Persistent Staphylococcus aureus bacteremia (pSAB) is an emerging problem among hospitalized patients. We studied key clinical characteristics and outcomes associated with pSAB to better define the epidemiological features of this increasingly recognized clinical entity.
A retrospective case-control study of patients hospitalized with SAB between January 1, 2001, and September 30, 2004, was conducted to compare the clinical characteristics, management, and outcomes of patients with pSAB (> 7 days of bacteremia) with those of a cohort of patients with nonpersistent SAB (< 3 days of bacteremia). Patients with 4 to 6 days of bacteremia were excluded from the analysis. To detect a potential association between reduced susceptibility to vancomycin and persistent methicillin-resistant SAB, vancomycin susceptibilities were confirmed using standard dilution methods.

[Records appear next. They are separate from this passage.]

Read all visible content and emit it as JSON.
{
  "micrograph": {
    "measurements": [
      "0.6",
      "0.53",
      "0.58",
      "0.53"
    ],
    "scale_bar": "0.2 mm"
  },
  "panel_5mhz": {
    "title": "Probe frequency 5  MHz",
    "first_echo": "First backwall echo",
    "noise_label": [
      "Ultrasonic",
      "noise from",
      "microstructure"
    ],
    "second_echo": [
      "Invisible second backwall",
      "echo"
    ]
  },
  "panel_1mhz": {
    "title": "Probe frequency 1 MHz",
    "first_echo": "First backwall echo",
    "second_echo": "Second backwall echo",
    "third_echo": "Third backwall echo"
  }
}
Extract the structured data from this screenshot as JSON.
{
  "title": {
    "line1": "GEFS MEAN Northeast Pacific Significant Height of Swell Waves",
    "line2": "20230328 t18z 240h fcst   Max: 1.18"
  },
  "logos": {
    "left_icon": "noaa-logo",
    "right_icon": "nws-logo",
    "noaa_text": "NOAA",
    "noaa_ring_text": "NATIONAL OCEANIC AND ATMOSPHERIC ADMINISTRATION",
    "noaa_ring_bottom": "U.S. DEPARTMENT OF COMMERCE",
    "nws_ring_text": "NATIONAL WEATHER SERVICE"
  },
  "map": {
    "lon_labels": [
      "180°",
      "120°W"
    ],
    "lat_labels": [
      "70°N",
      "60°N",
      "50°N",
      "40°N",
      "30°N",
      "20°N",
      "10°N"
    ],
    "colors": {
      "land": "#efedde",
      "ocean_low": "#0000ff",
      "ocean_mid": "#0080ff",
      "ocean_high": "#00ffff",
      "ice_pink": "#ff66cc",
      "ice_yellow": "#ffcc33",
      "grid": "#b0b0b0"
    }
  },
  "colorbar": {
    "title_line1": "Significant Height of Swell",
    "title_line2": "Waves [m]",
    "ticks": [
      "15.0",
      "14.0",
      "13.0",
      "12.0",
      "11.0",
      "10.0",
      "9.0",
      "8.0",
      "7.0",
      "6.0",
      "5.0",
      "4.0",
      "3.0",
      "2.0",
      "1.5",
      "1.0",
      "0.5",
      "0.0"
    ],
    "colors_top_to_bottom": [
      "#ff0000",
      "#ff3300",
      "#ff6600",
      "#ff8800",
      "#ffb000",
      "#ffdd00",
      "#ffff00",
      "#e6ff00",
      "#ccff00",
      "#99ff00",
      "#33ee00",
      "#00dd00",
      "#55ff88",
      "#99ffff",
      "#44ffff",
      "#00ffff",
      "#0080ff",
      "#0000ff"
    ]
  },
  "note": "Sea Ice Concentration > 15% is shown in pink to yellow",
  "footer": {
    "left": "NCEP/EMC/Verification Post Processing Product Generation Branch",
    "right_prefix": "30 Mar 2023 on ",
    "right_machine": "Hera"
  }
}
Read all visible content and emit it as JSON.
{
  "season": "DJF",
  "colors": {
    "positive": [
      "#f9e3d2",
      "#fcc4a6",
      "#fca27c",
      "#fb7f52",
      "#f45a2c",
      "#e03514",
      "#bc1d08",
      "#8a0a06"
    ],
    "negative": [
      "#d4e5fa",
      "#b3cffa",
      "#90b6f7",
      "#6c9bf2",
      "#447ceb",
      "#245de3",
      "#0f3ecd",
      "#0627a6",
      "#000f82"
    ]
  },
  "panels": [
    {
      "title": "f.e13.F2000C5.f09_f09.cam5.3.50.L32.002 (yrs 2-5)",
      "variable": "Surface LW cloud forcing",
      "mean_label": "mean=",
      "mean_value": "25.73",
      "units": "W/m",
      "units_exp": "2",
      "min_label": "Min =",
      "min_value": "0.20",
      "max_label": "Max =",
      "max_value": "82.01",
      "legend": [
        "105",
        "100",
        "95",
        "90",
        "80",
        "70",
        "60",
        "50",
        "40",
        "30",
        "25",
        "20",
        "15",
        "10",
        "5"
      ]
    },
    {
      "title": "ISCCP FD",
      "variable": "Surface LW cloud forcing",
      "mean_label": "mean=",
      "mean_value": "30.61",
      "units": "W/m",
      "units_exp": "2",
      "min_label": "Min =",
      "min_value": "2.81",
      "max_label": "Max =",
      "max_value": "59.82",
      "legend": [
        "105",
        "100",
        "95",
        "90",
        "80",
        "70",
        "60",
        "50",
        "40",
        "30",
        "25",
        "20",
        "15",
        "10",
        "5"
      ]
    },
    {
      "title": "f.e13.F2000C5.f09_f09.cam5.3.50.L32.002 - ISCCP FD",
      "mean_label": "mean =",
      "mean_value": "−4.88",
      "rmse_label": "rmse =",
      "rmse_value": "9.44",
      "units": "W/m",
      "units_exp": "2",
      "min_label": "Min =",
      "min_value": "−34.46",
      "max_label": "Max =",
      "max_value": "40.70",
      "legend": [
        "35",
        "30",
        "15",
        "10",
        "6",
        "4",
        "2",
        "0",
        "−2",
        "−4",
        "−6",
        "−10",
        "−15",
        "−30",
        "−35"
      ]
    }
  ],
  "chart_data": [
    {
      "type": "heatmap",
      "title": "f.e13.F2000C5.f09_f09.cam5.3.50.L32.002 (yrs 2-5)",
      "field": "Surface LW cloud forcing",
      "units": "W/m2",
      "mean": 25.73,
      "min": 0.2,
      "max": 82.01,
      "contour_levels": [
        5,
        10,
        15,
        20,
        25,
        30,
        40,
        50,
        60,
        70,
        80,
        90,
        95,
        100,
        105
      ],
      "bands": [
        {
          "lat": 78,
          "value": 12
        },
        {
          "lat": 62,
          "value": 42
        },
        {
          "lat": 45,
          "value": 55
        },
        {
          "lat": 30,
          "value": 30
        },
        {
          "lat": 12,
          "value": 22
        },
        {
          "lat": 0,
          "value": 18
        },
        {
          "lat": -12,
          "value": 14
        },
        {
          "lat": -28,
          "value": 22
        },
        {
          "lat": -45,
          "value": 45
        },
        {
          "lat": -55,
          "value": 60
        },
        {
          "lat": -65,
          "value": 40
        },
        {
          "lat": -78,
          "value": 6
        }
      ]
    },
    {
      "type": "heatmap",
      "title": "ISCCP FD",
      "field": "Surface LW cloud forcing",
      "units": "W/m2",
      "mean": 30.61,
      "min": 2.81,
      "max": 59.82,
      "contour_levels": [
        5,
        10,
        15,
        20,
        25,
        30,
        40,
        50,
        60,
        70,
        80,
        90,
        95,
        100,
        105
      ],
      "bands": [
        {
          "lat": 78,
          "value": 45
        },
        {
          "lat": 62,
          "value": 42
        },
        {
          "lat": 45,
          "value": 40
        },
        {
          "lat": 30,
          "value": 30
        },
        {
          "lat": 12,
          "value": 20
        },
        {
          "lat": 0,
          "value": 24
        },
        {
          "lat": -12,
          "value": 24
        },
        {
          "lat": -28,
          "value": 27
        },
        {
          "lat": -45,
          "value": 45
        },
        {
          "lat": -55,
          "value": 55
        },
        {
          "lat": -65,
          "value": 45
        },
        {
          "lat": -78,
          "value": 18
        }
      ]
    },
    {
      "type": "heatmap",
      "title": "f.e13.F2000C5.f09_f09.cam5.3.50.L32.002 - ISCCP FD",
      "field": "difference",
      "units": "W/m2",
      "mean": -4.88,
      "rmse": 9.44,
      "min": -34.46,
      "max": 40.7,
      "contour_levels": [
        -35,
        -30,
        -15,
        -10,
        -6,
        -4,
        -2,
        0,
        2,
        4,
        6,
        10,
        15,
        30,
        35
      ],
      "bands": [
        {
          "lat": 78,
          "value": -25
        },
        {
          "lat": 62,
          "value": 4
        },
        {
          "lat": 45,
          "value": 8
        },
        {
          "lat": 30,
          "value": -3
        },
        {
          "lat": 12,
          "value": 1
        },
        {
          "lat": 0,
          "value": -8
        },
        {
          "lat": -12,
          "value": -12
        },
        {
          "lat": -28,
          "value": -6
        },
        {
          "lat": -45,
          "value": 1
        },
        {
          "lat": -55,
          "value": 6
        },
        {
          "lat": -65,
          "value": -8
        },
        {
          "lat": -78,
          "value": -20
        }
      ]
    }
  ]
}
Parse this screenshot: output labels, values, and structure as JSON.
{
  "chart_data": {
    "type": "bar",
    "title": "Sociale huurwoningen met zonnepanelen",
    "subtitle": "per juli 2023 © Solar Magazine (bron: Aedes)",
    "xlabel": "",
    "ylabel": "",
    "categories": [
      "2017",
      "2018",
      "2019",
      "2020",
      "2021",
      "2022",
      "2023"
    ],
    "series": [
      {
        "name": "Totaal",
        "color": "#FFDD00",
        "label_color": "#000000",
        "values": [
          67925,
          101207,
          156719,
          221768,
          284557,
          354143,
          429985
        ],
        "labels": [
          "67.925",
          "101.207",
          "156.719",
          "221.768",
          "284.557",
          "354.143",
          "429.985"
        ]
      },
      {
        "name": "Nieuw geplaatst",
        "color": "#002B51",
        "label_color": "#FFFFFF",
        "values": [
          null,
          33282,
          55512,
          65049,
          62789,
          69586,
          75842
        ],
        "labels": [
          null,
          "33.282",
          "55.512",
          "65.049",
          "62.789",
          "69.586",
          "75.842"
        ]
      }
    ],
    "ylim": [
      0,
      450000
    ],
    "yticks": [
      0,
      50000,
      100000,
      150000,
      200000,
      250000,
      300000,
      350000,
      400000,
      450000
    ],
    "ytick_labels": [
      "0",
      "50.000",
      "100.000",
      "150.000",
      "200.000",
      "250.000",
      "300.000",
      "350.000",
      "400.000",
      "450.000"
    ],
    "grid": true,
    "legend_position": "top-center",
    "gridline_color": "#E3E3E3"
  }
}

Eighty-four patients with pSAB and 152 patients with nonpersistent SAB were included in the analysis. Methicillin resistance (odds ratio [OR], 5.22; 95% confidence interval [CI], 2.63-10.38), intravascular catheter or other foreign body use (OR, 2.37; 95% CI, 1.11-3.96), chronic renal failure (OR, 2.08; 95% CI, 1.09-3.96), more than 2 sites of infection (OR, 3.31; 95% CI, 1.17-9.38), and infective endocarditis (OR, 10.30; 95% CI, 2.98-35.64) were independently associated with pSAB. The mean time to device removal was significantly longer in patients with pSAB than in patients with nonpersistent SAB (4.94 vs 1.64 days; P < .01). There was no evidence of reduced vancomycin susceptibility among persistent methicillin-resistant S aureus isolates. Clinical outcomes were significantly worse among patients with pSAB.
Many hospitalized patients may be at risk for pSAB. Aggressive attempts to minimize the risk of complications and poor outcomes associated with pSAB, such as early device removal, should be encouraged.